Anthropogenic global warming’s 1865 kick-off.

Human-made climate change started to occur much earlier than previously thought, new research reveals. Current consensus holds that anthropogenic climate warming began to take hold significantly in the 1950s. However, taking the period as a start-point, say a team of researchers led by Jianping Duan of the Chinese Academy of Sciences in Beijing, reflects defects in earlier data quality rather than real-world conditions.

“It has long been speculated that the human influence on the climate may have started much earlier than the recent data-rich period,” the researchers write in a paper published in the journal Nature Sustainability.

“Because of the limitations of early instrumental observations and temporal variations in the strength of anthropogenic influence, combined with internal climate variability and changes in natural external forcing factors, it has always been difficult to detect and attribute human influences on earlier climate changes.”

One of the main hurdles to assessing climate change at historical distances beyond a few decades, the researchers explain, arise from the practice of using annual mean temperature change as the unit of measure.

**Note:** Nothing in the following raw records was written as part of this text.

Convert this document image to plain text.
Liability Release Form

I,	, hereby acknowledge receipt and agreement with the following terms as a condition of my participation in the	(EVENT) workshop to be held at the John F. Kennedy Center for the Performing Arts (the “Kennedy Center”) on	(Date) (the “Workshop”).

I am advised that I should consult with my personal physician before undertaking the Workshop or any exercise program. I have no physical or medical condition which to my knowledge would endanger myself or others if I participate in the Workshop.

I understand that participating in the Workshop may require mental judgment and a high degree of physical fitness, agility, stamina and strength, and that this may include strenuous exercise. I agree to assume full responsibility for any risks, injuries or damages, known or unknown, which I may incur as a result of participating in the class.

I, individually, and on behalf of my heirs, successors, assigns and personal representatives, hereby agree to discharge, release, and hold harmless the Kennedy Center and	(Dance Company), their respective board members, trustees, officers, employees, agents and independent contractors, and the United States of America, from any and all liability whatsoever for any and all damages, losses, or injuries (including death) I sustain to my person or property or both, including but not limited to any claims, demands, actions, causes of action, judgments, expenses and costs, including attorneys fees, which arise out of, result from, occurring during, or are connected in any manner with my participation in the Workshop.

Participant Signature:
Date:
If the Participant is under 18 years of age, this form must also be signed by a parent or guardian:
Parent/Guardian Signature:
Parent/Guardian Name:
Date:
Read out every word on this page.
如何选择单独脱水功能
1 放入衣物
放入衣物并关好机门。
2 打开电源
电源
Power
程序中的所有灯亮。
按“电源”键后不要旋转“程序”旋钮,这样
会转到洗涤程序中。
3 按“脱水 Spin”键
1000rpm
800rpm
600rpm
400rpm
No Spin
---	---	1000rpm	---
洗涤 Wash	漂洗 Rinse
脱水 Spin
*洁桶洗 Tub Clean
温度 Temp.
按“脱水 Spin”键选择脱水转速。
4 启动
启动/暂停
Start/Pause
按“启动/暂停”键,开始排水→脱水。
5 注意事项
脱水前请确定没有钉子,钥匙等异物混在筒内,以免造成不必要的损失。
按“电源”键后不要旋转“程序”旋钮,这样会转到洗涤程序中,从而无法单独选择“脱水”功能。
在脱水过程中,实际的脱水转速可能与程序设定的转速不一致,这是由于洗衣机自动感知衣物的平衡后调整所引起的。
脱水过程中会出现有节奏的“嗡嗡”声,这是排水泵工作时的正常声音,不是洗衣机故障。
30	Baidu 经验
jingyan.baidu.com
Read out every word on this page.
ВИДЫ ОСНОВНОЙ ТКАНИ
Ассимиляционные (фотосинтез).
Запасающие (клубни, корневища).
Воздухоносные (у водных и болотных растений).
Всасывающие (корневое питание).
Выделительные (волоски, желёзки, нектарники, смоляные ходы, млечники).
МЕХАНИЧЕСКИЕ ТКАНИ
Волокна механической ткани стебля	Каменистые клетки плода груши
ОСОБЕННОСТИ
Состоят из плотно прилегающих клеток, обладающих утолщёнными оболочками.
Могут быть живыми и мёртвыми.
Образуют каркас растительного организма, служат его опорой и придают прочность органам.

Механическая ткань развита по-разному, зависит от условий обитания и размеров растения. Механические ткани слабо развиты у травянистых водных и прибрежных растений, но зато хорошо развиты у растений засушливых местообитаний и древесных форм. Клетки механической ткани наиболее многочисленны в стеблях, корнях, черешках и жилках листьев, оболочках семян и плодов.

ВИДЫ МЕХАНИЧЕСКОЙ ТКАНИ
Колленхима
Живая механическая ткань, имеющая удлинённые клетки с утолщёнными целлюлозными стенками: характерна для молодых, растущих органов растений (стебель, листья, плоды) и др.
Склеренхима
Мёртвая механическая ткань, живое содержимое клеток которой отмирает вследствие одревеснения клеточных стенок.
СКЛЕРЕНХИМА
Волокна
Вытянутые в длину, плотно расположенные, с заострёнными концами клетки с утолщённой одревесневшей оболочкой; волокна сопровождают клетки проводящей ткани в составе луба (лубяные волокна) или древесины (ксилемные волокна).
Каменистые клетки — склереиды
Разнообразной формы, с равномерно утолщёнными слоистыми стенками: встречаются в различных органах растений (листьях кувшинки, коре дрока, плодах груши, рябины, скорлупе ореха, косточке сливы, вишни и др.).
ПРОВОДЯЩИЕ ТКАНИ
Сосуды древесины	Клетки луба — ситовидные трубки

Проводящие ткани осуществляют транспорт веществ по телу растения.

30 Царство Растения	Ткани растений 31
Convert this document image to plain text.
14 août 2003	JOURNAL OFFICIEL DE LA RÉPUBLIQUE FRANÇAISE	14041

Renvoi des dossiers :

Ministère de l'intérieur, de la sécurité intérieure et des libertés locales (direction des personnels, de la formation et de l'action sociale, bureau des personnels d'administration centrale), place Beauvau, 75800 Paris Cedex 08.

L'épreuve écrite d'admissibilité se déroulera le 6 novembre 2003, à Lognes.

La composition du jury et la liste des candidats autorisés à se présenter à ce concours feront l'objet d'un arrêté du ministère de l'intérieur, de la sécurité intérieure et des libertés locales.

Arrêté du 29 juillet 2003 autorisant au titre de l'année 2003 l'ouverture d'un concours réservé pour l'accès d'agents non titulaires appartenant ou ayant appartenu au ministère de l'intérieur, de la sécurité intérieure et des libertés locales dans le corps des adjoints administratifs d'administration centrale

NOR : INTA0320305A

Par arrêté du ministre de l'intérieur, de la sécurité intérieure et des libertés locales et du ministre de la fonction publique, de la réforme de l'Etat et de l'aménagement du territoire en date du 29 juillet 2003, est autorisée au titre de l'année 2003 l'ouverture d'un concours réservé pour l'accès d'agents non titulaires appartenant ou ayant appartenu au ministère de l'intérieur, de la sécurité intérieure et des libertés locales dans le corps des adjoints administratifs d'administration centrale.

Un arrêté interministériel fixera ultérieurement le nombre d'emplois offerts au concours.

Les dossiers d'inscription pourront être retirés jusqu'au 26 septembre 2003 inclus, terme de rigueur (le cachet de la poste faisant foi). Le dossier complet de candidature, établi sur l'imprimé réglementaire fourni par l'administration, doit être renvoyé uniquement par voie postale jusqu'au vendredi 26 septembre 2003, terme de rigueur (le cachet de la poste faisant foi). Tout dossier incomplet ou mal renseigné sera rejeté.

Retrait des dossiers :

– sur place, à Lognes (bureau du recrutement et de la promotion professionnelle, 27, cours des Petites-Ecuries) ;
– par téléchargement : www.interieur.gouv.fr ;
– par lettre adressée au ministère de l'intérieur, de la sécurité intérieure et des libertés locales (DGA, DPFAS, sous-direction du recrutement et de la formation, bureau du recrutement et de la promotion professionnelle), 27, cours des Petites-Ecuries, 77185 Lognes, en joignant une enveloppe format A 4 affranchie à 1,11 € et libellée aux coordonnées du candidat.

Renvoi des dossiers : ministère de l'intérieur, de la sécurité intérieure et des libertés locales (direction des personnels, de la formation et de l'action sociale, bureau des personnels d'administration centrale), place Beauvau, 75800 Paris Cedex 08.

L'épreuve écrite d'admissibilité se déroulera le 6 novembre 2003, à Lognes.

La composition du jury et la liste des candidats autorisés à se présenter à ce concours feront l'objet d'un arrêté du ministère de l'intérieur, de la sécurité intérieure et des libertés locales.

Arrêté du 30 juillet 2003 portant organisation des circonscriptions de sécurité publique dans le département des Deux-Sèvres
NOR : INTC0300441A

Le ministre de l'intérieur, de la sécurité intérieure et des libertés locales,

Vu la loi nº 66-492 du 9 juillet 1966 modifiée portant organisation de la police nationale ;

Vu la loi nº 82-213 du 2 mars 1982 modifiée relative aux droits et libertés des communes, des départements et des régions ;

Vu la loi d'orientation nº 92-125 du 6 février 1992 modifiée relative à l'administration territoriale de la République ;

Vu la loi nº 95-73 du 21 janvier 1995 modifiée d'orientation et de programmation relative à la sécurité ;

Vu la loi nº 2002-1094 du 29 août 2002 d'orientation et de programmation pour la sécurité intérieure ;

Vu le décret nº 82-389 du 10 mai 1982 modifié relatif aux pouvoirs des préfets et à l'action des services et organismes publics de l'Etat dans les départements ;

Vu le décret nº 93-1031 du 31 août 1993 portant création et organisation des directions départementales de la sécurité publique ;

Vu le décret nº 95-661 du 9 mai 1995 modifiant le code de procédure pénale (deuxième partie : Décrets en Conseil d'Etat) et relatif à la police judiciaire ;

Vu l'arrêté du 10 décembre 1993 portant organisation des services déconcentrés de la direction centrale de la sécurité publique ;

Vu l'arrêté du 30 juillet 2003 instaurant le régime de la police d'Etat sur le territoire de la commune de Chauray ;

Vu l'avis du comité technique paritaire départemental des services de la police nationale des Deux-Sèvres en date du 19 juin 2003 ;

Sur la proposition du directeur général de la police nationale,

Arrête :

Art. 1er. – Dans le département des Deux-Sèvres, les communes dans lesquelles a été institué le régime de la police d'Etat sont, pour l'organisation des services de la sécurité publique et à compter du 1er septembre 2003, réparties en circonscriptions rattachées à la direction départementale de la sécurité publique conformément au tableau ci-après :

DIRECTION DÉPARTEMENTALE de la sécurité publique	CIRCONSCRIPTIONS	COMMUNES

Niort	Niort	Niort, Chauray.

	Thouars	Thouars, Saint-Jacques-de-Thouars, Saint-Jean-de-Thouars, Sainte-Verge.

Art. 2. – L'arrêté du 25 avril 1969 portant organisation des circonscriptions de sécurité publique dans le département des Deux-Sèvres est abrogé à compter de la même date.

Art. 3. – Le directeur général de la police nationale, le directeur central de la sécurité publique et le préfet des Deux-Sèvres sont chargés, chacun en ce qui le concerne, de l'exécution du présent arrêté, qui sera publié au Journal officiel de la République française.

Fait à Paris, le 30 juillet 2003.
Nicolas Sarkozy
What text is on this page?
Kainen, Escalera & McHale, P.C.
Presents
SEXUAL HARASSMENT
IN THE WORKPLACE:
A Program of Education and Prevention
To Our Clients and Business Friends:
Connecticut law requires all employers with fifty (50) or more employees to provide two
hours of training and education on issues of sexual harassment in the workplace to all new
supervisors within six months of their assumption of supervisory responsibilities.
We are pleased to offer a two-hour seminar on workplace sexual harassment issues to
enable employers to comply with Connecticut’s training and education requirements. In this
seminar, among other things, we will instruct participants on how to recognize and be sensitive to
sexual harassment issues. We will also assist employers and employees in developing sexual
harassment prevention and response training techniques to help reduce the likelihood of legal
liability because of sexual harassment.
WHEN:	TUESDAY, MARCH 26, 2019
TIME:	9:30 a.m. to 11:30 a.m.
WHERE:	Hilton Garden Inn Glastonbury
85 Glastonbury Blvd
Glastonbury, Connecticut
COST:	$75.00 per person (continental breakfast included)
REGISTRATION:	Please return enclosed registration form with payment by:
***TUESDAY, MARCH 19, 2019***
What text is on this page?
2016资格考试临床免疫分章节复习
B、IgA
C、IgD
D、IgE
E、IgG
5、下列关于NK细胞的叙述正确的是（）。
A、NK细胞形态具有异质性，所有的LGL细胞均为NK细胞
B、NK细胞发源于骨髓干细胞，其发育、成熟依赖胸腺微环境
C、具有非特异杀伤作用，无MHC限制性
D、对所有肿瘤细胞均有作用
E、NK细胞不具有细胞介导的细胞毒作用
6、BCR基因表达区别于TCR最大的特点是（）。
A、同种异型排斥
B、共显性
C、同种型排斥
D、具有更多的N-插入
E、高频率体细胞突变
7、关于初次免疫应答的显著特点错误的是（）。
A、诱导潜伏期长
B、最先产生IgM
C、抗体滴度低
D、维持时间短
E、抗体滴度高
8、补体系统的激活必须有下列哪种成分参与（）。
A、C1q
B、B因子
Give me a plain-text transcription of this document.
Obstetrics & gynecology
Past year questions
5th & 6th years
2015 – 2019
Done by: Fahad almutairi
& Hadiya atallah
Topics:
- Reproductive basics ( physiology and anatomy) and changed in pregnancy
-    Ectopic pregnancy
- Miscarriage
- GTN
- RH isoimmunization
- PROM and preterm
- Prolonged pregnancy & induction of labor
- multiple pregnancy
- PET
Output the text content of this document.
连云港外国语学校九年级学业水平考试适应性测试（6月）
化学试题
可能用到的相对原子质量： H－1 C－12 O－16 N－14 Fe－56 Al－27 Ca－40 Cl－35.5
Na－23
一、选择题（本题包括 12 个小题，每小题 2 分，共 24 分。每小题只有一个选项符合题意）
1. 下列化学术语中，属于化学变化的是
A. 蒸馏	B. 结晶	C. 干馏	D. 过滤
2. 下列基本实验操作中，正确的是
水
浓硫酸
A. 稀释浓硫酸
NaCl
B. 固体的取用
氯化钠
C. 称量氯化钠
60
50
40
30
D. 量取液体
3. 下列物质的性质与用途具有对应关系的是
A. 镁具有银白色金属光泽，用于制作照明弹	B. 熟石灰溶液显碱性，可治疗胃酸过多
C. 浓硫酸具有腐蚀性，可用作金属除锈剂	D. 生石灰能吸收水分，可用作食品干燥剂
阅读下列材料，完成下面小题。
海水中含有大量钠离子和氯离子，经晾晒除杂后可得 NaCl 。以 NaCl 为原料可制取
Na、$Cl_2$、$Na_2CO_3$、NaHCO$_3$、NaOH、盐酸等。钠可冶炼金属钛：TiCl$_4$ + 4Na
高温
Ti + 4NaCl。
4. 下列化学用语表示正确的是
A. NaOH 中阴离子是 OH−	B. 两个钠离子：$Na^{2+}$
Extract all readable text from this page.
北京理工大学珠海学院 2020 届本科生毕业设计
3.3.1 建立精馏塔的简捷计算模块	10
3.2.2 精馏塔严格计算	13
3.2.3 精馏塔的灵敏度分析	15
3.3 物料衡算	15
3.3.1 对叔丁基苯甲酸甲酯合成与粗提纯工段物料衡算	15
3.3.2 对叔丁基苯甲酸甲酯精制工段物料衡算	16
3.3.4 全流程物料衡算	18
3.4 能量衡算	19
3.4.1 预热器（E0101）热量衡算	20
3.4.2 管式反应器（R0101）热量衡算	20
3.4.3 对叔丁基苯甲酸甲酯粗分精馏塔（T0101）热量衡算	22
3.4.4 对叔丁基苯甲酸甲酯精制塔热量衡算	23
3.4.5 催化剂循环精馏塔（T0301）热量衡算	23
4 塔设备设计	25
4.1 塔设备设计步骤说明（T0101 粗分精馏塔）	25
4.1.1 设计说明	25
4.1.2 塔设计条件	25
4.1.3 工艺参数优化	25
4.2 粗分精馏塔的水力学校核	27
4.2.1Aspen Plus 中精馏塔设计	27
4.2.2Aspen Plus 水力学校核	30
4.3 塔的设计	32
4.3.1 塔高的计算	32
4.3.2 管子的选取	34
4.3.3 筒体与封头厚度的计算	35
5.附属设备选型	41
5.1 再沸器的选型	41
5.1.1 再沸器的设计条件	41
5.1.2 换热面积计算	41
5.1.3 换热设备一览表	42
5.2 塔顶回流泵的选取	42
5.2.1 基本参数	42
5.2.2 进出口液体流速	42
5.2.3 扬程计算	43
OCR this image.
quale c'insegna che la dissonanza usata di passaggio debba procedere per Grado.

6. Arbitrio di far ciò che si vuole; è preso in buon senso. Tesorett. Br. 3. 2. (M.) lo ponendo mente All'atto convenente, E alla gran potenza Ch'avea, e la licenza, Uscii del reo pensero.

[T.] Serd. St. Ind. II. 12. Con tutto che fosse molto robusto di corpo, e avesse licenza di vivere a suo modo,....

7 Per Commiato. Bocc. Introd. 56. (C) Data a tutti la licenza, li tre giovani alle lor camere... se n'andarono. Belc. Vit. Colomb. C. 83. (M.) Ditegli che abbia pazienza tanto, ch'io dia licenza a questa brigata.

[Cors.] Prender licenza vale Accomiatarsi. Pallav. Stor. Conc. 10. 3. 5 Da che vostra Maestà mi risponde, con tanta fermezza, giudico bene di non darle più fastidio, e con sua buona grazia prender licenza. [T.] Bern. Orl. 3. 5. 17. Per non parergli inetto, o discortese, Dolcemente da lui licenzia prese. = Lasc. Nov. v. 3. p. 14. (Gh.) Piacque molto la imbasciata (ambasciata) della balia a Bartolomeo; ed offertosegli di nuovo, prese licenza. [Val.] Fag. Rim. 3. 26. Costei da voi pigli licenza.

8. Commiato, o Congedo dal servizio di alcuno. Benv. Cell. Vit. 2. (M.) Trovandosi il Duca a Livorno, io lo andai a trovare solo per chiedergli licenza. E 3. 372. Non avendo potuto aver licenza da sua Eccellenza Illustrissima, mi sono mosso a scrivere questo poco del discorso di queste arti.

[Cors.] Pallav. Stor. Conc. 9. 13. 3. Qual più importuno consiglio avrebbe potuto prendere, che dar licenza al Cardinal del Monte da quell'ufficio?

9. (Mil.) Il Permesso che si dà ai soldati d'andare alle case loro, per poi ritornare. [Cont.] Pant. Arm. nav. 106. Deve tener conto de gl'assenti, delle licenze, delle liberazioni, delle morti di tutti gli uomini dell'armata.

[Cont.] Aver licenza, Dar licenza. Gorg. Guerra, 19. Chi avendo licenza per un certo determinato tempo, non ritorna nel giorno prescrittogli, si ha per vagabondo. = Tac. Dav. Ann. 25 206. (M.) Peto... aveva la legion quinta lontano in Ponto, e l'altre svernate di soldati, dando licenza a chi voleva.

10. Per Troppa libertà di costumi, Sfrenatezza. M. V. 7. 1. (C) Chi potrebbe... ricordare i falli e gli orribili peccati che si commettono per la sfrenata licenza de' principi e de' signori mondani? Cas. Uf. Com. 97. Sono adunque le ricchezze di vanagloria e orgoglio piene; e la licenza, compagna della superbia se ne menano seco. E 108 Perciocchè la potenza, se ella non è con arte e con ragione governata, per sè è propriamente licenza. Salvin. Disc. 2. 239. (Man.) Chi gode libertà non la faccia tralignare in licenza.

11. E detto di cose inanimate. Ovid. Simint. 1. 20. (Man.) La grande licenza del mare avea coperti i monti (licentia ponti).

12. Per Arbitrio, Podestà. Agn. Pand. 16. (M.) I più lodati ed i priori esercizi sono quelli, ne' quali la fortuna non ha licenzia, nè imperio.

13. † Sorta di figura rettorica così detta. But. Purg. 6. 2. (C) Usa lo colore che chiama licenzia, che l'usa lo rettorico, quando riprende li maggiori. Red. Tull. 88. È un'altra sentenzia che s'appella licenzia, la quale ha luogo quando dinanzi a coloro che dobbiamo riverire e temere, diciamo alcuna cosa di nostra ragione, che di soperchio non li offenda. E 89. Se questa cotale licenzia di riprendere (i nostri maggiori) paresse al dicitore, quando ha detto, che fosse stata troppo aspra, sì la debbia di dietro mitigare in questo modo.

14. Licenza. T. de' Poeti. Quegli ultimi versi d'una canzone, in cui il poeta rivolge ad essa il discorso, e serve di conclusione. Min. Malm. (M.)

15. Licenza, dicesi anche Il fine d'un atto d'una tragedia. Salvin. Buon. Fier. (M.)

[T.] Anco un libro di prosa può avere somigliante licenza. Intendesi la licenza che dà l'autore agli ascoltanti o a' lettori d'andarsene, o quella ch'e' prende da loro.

Instead, Duan and colleagues turned to a more easily detectable measure known as temperature seasonality, which is simply the difference between average winter and summer temperatures for any given region. The difference, over time, is taken to be a measure of the annual temperature cycle (ATC). A weakening ATC – that is, a smaller difference between summer and winter conditions – is an indication of global warming.

The researchers used a number of verifiable sources of climate proxy records – including Tibetan Plateau tree-ring data and sulfate concentration from glacier ice-cores – and combined them with instrumental observations recorded in four regions within the northern hemisphere.

The numbers were the crunched using European climate records stretching back to the year 1500 CE, the Climatic Research Unit Temperature database compiled by the University of East Anglia in the UK, and the international Coupled Model Intercomparison Project Phase 5 (CMIP5).

The results revealed that anthropogenic warming started to have a significant effect on northern hemisphere climate regions in 1865, and on the Tibetan Plateau in 1872. The changes followed a “weak and insignificant strengthening” of the ATC between 1700 and 1865.

“There is no ATC proxy evidence available that is long enough to identify when the sustained and significant ATC weakening started in northeastern Asia, North America, the northern mid-latitudes, the northern high latitudes and the northern mid–high latitudes,” the researchers write.

“However, observations starting in 1851 show discernible weakening in the magnitude of the ATC in all of these regions. These results indicate that although the specific year when the magnitude of the ATC began weakening might not be identical among all regions, prominent ATC weakening has occurred widely since the late nineteenth century.”

Although a weakening ATC was recorded across the hemisphere, the human contribution was not consistent. The researchers found evidence to suggest that in the high northern latitudes, the effect was driven by a build-up of greenhouse gas (GHG) production. In lower latitudes the effect was generated by anthropogenic aerosol accumulation.

And although the findings reveal that global warming is a phenomenon that is a lot older, and thus a lot more deeply entrenched, than previously assumed, Duan and colleagues find cause for optimism.

“These results imply that a policy of reducing GHG emissions and air pollution can mitigate the anthropogenic weakening of the temperature seasonality,” they conclude.